Excluding some slight variations, the distributions looks very similar for every compensation range, which is actually interesting as one could have expected differently.

Work accomplishments

Too little work or too much work could have a great impact on one’s job satisfaction. Staying on the same project for too long/little could be a problem for somebody and a perk for somebody else. Anyway, it’s a feature worth considering. Let’s visualize the count of leaving people per number projects.

sns.countplot('number_project', hue='left', data=hra,palette=left_palette);

png

this graph, while it gives us the powerful insight of relatively more people leaving having done less than 3 projects or more than 5, doesn’t really give us much perspective. We wish to give such numbers more context, for example by taking into account the number of years an employee has worked at the company. 6 projects in 2 year is a whole different matter than 2 project in 6 years!

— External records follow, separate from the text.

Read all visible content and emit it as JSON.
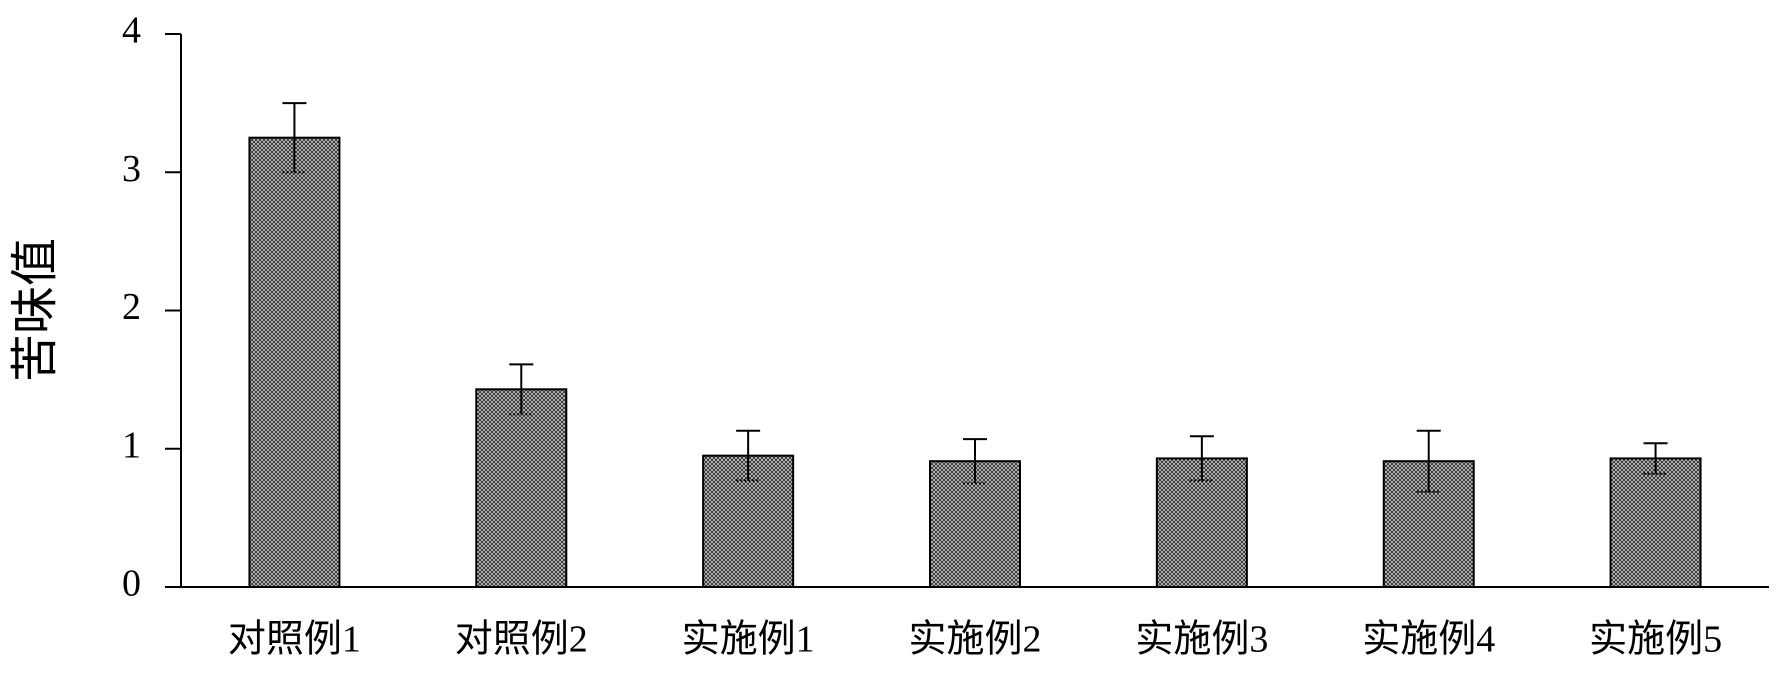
{
  "chart_data": {
    "type": "bar",
    "y_label": "苦味值",
    "categories": [
      "对照例1",
      "对照例2",
      "实施例1",
      "实施例2",
      "实施例3",
      "实施例4",
      "实施例5"
    ],
    "values": [
      3.25,
      1.43,
      0.95,
      0.91,
      0.93,
      0.91,
      0.93
    ],
    "errors": [
      0.25,
      0.18,
      0.18,
      0.16,
      0.16,
      0.22,
      0.11
    ],
    "color": "#7f7f7f",
    "ylim": [
      0,
      4
    ],
    "yticks": [
      0,
      1,
      2,
      3,
      4
    ],
    "grid": false
  }
}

sns.factorplot("left", col="company_years",hue="number_project", col_wrap=4, data=hra, kind="count",size=4);

png

This one takes a moment to read. In chart i, we have the count of employees which spent i years at the company, divided into two set of bars depending on whether they left or didn’t. Each set of bars is colored with respect to the number of projects, referring to their order makes for a much easier read when looking at a single set whereas their colouring makes it fast to compare different charts.

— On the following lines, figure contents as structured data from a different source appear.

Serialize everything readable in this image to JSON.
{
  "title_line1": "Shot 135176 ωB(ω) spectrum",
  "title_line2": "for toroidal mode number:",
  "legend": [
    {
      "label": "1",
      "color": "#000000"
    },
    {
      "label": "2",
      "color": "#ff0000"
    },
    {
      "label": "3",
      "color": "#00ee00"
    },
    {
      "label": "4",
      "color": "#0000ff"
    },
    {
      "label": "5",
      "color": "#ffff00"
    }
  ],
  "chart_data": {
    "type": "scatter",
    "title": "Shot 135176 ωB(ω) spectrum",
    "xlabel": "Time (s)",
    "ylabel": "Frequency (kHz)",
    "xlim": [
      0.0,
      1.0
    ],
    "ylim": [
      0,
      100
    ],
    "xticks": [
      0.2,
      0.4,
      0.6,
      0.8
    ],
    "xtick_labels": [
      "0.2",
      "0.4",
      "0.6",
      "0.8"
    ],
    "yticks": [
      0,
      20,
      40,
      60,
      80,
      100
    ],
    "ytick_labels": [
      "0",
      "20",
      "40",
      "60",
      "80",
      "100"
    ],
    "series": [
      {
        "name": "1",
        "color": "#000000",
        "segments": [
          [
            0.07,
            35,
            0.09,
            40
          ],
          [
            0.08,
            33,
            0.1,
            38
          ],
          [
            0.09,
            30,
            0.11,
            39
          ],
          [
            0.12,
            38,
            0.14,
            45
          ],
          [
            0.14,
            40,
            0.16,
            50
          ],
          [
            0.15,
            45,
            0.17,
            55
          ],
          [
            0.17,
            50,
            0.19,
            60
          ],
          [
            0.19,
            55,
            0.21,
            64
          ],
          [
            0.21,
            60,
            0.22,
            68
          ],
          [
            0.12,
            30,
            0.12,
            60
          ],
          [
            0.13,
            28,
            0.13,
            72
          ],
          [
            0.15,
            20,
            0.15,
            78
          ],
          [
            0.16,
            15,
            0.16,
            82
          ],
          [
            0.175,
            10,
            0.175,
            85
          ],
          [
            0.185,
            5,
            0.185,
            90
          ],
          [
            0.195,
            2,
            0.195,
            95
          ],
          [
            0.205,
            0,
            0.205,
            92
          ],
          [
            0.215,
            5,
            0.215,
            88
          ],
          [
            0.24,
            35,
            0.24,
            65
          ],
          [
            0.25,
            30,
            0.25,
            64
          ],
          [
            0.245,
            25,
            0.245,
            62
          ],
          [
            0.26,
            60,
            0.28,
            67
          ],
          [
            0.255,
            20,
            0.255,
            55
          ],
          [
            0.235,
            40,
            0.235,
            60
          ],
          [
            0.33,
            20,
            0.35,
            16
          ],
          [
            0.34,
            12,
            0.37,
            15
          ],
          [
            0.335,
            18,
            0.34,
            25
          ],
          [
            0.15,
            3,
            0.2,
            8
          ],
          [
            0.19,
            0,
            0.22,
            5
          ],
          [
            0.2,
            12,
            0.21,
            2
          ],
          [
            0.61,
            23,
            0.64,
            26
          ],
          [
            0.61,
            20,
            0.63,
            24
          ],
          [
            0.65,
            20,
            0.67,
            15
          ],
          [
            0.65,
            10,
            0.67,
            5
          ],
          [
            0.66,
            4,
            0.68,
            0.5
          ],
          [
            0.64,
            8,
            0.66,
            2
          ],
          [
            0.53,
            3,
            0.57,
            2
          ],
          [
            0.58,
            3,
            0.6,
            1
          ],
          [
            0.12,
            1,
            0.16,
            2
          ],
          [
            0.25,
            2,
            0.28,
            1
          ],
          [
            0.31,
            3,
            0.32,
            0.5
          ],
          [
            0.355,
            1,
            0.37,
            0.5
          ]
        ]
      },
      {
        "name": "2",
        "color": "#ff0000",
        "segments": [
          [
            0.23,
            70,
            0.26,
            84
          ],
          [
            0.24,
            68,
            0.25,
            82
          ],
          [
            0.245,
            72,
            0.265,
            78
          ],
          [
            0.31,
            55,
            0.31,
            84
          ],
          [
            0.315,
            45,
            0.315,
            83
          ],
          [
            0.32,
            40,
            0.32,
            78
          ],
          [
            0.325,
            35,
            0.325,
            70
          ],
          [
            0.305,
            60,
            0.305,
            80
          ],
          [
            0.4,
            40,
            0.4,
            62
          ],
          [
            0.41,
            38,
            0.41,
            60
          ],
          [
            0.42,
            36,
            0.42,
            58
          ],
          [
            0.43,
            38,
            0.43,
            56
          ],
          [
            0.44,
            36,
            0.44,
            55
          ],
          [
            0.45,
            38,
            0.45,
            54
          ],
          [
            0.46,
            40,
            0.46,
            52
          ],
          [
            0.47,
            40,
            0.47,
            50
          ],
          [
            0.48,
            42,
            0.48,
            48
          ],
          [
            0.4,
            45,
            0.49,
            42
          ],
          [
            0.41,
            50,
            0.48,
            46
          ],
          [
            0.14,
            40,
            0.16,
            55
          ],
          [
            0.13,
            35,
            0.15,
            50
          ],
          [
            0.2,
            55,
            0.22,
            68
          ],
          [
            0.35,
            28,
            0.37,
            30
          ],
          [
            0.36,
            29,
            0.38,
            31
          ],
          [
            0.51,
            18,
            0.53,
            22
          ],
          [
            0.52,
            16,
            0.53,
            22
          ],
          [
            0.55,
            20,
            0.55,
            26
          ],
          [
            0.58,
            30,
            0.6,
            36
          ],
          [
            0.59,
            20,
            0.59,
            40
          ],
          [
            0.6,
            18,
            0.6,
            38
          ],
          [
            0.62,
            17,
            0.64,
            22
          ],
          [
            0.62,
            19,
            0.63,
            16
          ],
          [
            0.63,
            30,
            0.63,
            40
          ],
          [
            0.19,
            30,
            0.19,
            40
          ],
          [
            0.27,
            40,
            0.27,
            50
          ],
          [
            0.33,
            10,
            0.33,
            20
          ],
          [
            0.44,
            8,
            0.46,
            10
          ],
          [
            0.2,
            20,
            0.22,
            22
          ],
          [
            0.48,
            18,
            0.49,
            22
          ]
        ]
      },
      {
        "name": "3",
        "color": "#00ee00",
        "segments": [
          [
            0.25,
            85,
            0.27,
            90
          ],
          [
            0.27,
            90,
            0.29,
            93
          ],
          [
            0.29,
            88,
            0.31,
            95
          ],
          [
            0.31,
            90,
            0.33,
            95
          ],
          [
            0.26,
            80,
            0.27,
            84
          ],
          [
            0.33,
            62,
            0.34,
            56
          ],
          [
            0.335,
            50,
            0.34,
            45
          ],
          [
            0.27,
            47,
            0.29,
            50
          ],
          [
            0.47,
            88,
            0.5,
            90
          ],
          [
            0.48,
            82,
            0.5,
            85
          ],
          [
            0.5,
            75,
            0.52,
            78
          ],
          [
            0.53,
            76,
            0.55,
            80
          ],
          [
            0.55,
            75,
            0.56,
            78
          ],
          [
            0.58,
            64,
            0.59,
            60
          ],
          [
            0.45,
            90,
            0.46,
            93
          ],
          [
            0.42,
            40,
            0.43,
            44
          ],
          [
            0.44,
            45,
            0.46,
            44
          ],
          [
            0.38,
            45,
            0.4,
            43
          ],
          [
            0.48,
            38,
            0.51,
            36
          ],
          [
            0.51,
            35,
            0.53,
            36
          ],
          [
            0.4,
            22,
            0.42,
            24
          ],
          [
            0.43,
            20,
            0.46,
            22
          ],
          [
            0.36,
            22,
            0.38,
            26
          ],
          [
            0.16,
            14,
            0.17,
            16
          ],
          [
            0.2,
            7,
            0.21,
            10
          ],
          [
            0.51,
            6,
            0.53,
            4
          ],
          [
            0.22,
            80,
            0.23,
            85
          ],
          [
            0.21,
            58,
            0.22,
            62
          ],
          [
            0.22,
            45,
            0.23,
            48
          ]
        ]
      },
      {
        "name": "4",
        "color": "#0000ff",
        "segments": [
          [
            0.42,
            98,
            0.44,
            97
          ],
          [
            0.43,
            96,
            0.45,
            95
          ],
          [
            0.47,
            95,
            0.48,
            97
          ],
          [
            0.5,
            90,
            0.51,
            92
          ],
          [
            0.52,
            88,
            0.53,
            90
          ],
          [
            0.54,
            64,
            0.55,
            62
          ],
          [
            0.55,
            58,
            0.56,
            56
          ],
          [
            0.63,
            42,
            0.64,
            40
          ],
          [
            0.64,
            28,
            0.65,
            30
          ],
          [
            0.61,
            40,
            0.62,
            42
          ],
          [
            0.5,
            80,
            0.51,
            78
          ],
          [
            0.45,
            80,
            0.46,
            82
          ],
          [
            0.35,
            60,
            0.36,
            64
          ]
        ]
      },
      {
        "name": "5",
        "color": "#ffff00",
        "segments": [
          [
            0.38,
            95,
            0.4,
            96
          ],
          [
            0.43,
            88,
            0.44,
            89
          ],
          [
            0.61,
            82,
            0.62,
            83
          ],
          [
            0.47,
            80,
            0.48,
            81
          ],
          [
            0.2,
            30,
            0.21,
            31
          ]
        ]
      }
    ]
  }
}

A few interesting pattern emerges here. The second row of charts is quite useless since, as noted earlier, very few people leave after having spent 6 years at the company (and very few people seems to stay as well, but still enough to be able to make some assumptions). The first one is much more interesting.

We can easily notice how the left set of bars of each chart has one/two different coloured bar/bars raising above all others. After the 3rd year, employees who only did 2 projects are more likely to leave. After the 4th, employees who did 6 to 7 projects are likely to leave (overworking?). After the 5th year, employees who did 4 to 5 projects are more likely. These are interesting observation even though at a first glance there doesn’t seem to be an obvious pattern going on, since we don’t get any sense of linearity from them. We observe the risky number of project as 2, then 6 / 7, then 4 / 5 which doesn’t seem to make much sense.

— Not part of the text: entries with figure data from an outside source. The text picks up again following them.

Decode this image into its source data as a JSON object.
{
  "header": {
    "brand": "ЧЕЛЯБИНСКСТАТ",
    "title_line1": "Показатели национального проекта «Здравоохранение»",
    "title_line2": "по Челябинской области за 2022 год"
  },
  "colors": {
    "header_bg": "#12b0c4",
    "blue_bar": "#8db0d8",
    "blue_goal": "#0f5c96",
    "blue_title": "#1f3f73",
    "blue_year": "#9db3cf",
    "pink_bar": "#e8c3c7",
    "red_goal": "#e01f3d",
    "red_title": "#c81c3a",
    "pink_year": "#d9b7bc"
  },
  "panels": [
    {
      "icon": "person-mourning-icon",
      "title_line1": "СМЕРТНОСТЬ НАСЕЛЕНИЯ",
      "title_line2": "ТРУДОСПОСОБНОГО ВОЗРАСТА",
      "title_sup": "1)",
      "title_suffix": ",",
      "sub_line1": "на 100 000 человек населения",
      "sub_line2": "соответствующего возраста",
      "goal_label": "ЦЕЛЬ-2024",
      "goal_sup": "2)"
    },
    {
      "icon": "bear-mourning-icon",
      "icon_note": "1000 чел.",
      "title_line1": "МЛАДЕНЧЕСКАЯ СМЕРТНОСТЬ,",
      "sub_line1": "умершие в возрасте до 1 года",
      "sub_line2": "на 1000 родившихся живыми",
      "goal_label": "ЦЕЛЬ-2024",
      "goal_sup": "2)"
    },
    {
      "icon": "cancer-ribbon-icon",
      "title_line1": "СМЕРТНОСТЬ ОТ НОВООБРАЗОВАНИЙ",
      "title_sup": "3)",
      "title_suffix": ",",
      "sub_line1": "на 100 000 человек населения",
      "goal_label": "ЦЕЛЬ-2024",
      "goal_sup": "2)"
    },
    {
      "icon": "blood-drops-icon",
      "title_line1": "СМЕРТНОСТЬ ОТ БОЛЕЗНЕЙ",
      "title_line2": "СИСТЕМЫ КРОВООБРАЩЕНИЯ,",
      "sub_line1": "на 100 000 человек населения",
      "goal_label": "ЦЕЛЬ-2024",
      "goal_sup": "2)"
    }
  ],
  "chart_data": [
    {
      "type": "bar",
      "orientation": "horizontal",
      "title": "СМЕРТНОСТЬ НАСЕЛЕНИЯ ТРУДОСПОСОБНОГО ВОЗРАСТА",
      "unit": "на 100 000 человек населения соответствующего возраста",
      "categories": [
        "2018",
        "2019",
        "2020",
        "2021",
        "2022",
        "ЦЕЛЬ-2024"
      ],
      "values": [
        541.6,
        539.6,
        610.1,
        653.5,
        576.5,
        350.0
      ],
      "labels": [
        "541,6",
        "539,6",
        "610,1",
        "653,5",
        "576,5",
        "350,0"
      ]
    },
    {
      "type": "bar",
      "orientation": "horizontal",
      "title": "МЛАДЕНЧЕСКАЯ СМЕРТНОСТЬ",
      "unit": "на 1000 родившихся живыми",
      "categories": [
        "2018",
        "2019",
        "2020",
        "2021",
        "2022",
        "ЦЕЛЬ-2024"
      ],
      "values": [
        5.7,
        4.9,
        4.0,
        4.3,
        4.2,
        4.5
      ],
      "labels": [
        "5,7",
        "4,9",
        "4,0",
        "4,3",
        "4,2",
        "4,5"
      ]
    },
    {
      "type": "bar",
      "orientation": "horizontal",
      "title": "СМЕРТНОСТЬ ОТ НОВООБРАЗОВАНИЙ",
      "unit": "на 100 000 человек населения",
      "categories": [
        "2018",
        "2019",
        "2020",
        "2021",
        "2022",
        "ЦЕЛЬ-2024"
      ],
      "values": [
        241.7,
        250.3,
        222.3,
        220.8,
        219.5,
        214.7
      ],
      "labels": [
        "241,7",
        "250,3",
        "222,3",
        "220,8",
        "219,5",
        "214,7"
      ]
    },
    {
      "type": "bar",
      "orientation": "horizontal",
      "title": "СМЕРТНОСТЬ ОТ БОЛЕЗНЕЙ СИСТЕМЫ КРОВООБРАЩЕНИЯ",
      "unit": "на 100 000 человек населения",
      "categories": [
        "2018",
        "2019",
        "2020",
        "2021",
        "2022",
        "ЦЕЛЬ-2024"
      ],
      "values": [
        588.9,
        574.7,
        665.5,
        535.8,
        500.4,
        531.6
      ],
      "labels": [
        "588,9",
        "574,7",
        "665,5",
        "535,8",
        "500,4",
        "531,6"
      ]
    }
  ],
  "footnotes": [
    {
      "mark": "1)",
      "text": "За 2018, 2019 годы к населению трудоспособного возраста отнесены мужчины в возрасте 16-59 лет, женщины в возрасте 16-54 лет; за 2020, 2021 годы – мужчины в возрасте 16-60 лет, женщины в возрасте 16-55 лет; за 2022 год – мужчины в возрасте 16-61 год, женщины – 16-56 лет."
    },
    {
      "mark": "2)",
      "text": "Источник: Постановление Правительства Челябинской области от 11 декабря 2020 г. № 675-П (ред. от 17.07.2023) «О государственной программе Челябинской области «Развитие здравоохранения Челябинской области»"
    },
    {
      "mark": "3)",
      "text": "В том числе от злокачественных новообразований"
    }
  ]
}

Let’s keep in mind that even observation who doesn’t quite make sense on their own could prove themselves useful once combined with other features or insights.

Conclusions

It was an interesting dataset. We were able to use our tools to discover some interesting patterns which could be a good starting point to further analyse the relationship and the correlations inside the dataset. We also explored some of the others features contained in the dataset but they didn’t seem to contain much information target-wise. This kind of discovery is also an accomplishment as it might help us cut out some of the noise to better focus on where the real information lies.

We were lucky enough to find a dataset which was moderately accessible as the context was of rather easy understanding, which allowed us to make some useful observation about which features were worth exploring first, which others could provide us with useful insight if combined, and so on. There are many other cases were the context and therefore the data isn’t this clear or this approachable and a lot more time must be spent to properly understand what we’re managing.

Obviously it helps to know what we’re dealing with and what we’re looking for even if nowadays tools are moving toward an approach that automatises even some of this processes. Some Machine Learning algorithm can be used to provide useful insights about data correlations but we plan to discuss that in a further post.

Our goal was to showcase the power of data visualization and we hope we satisfied that goal by providing a few valuable examples of how the way we shape and look at data makes all the difference in the world by turning a huge amount of numbers, strings and bytes into a better understanding of our world. If that’s not fascinating, I don’t know what is.